Nous donnons pour ne pas paraître égoïste.

Le mot "égoïste" détient un grand pouvoir pour beaucoup d'entre nous. Comme résultat commun, nous semblons souvent agir de manière à prouver que nous ne sommes pas égoïstes.

Les femmes semblent particulièrement motivées pour s'assurer que personne ne pourra jamais utiliser cette invective contre elles. Dans les médias en particulier, nous voyons des femmes se porter volontaires pour le prochain comité, perdre leur sommeil, coudre des costumes et préparer les repas pour les autres, participer à l’arbre téléphonique, écouter et crier leurs épaules. En revanche, les hommes sont stéréotypés d’être le héros, intervenant pour soulever des objets lourds, sauver des damoiselles et réparer tout ce qui se brise..
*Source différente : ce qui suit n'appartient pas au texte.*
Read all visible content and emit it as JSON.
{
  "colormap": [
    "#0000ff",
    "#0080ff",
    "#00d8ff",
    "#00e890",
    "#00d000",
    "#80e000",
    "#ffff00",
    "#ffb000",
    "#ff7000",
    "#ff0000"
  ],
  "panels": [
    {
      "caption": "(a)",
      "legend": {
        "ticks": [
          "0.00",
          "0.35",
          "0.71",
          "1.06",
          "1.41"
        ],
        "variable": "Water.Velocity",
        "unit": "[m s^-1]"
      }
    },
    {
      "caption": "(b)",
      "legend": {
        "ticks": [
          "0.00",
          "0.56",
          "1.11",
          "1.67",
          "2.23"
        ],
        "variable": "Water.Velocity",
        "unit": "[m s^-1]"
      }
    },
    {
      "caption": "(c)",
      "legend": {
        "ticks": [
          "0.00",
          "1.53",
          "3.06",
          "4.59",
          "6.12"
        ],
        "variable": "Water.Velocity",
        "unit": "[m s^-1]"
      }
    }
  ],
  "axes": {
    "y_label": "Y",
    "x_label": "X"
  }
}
Nous donnons pour contrôler et manipuler les autres.

Des faveurs supplémentaires, des cadeaux coûteux et une attention particulière sont autant de beaux gestes - jusqu'à ce qu'ils viennent avec leurs propres étiquettes de prix. Nous sommes tous habitués à obtenir des choses des autres "avec des conditions attachées" - nous avons tout de suite pensé que, en prenant le cadeau, nous devions maintenant le rembourser d'une manière ou d'une autre.

Nous donnons même si nous ne voulons pas.

Il y a des pressions sociales à donner qui sont difficiles à résister. Acheter des cookies dans la collecte de fonds de l'école de son collègue, faire un don au programme d'entreprise "sans dons" qui n'a aucune valeur personnelle pour nous, éviter les réactions fâchées de nos épouses en se rendant au groupe de travail ou en discutant avec les beaux-parents: sont tous les moments où les gens annulent ce qu'ils veulent vraiment afin d'apaiser ceux qui les entourent.

Mais donner peut utiliser notre énergie "en équité". Tant que donner génère plus d'énergie pour nous, nous sommes dans la colonne plus. Cependant, trop souvent, les gens donnent ce qu'ils ont, créant l'épuisement, une dette de carte de crédit écrasante et finalement, le ressentiment, le découragement et les conflits internes..

Nous donnons pour nous sentir mieux, peu importe ce que veut l'autre personne.

Comme le fameux Boy Scout forçant la vieille dame à traverser la rue pour obtenir son badge de mérite, nous pouvons nous perdre dans notre propre désir de donner et de perdre de vue ce que l'autre veut vraiment..

Souhaitez-vous éviter le côté obscur du don et revenir à ce qui est le plus précieux??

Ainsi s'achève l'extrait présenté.